I’m afraid I’m gonna have that dream tonight.
It’s just as well that he didn’t have access to modern computer graphics tools, because what was charmingly crude could easily end up being really unpleasant…
You see, things took a dark turn when the professor decided to snort a line of coke off his desk.
That’s a doozy. My phone wouldn’t play audio for some reason. It’d make a great temp sound effects practice
I thought that the floating/dancing god poo was a high point.
That had everything: a Christ figure speaking in tongues, two church-crushing poops, and an overlord penis.
No argument there. Another observation:
“…the strange trip, mysterious characters, and other-worldly art.”
Given the more than convincingly entertaining state of CGI in the 90s (ex: Toy Story), I wonder why Speer’s effort comes off as a university computer lab research project from the very early 1980s; stuck there, at least two of the three boxes above are bound to be checked off – artist or not – and especially if the creator actually has no story to tell. The medium alone seems to be the means to the end, whatever that is.
The christ figure was actually Odin, who was hung on the world tree Yggrasil for 9 days. You can see his ravens, Huginn and Muninn and his wolves, Geri and Freki in that bit too. And the floating symbols were runes. Not sure of the language he was singing in though.
The only thing I know about pronouncing Welsh is that the initial “Ll” is pronounced “Chl”, but you can get by with “Cl”, like “Click”
Another observation here:
For me, on the first viewing this piece is stating it’s position in the realm of “art” - the ‘book of life and death’ and all the iconography around that. The sacred and the profane - hallelujah chorus and excrement.
The scratchy vinyl low fi sound that chops and changes. Hearing and seeing the means of production in low rent techniques is a well worn trope in video/film art going back decades.
Like much contemporary art this was posing a question to me which is “what the fuck is this all about??”
Not saying I liked it, but I guess that is the point of modern art, it generally confronts you with a question as opposed to sitting there saying look at the skill and beauty that went into creating me and judge me by my peers.
Yep, watched it another time and will do again and if it doesn’t make sense then I’ll have a bit of a think about why that is… not discounting the very rudimentary CGI and the sound design.

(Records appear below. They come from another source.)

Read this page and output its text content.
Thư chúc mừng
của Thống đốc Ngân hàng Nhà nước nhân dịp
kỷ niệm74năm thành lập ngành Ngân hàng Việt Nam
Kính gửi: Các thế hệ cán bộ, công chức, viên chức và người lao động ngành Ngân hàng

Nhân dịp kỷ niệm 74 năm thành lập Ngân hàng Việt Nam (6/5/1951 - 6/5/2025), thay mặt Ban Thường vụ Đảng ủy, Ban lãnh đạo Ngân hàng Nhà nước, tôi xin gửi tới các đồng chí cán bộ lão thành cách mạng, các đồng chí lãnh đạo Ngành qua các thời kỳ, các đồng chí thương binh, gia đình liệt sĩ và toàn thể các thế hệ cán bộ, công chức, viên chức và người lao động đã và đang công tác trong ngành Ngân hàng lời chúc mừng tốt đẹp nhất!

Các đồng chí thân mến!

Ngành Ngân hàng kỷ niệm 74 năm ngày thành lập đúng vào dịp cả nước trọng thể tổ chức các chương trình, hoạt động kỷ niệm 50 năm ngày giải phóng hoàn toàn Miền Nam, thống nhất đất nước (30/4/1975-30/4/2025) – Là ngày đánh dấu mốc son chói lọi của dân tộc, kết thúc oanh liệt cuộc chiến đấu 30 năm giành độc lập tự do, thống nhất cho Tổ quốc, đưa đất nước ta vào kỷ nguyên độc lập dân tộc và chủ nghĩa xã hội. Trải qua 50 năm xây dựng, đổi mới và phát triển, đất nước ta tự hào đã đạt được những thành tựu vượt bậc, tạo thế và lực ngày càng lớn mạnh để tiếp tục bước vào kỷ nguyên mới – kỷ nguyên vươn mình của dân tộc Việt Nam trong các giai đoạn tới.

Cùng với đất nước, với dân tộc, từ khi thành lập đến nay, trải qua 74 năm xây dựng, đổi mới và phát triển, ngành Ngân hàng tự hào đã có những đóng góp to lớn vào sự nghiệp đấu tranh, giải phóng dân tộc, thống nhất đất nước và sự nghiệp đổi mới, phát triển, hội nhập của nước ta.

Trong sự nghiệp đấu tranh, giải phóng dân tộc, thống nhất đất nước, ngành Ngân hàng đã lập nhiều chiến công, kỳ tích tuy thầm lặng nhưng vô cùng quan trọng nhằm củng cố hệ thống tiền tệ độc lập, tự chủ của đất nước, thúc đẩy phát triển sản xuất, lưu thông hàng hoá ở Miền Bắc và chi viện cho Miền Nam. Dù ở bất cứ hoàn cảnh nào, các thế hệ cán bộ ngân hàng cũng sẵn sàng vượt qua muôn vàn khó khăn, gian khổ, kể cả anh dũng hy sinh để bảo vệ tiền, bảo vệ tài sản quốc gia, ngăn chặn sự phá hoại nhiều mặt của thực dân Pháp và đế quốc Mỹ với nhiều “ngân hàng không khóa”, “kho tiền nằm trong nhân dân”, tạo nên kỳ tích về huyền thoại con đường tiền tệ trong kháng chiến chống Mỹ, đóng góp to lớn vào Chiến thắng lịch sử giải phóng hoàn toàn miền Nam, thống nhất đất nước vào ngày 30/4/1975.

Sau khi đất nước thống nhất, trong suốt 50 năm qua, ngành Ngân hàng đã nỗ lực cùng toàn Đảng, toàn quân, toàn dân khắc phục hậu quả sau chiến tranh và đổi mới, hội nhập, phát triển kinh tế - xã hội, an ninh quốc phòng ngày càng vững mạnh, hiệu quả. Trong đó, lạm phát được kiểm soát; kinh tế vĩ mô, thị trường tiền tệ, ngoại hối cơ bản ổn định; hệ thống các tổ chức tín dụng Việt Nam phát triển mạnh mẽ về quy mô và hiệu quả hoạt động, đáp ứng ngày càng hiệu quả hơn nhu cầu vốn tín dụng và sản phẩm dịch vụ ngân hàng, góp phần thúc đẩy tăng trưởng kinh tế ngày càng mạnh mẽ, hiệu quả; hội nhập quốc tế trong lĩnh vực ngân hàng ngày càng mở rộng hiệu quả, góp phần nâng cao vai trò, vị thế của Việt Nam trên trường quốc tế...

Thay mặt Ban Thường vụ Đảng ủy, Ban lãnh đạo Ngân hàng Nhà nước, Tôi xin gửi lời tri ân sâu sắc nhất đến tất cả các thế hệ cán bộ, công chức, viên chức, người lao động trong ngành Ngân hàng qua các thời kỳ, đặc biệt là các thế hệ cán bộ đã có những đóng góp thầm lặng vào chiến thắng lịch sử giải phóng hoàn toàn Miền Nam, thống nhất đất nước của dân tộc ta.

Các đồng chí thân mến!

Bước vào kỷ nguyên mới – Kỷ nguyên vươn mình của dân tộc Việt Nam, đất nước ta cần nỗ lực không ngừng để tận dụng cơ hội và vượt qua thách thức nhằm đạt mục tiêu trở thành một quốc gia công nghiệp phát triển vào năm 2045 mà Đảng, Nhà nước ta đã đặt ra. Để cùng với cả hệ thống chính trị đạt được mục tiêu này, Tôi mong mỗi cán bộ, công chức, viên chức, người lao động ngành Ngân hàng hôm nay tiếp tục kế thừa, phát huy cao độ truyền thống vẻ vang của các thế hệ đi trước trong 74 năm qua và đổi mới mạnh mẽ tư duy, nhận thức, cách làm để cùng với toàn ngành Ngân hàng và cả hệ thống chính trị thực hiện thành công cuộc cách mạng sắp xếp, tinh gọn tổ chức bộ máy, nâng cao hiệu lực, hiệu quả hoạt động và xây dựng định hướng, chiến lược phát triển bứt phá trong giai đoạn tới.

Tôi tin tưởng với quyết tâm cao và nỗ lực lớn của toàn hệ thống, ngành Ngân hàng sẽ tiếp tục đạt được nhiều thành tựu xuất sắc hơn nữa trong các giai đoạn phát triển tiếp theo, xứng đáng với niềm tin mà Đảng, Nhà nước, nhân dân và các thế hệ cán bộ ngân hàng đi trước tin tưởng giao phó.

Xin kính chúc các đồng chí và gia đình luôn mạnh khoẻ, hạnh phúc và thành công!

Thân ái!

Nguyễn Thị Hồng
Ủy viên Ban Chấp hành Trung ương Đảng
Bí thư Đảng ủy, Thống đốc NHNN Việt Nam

…and that’s 4:18 that I’ll never get back again…
why is carl jung dreaming about metatron pooping on a church
I find this video oddly lacking in potato knishes and little black squash balls.
Matthew Barney should adapt this into a full-length live-action movie series.
Wait, I think maybe he already did.
It’s not Welsh. It sounds like a recording of an old Icelandic man chanting in Old Norse. Specifically he is chanting stanzas 3 to 5 of Sigrdrifumál, a minor and strange part of the heroic half of the poetic Edda. The stanzas are invocations of the Norse gods and something that can maybe understood as a rune spell.
The runes appearing around his head are a simple futhark sequence in the younger futhark (i.e. the runic equivalent of writing abcdefghijklmnopqrstuvwxyz, however with a little more significance than that would have for us)
It’s seldom that a degree in Old Norse studies actually comes in handy, so thanks for the opportunity.
Sorry not everything weird and demented is actually art. Sometimes it’s actually crap.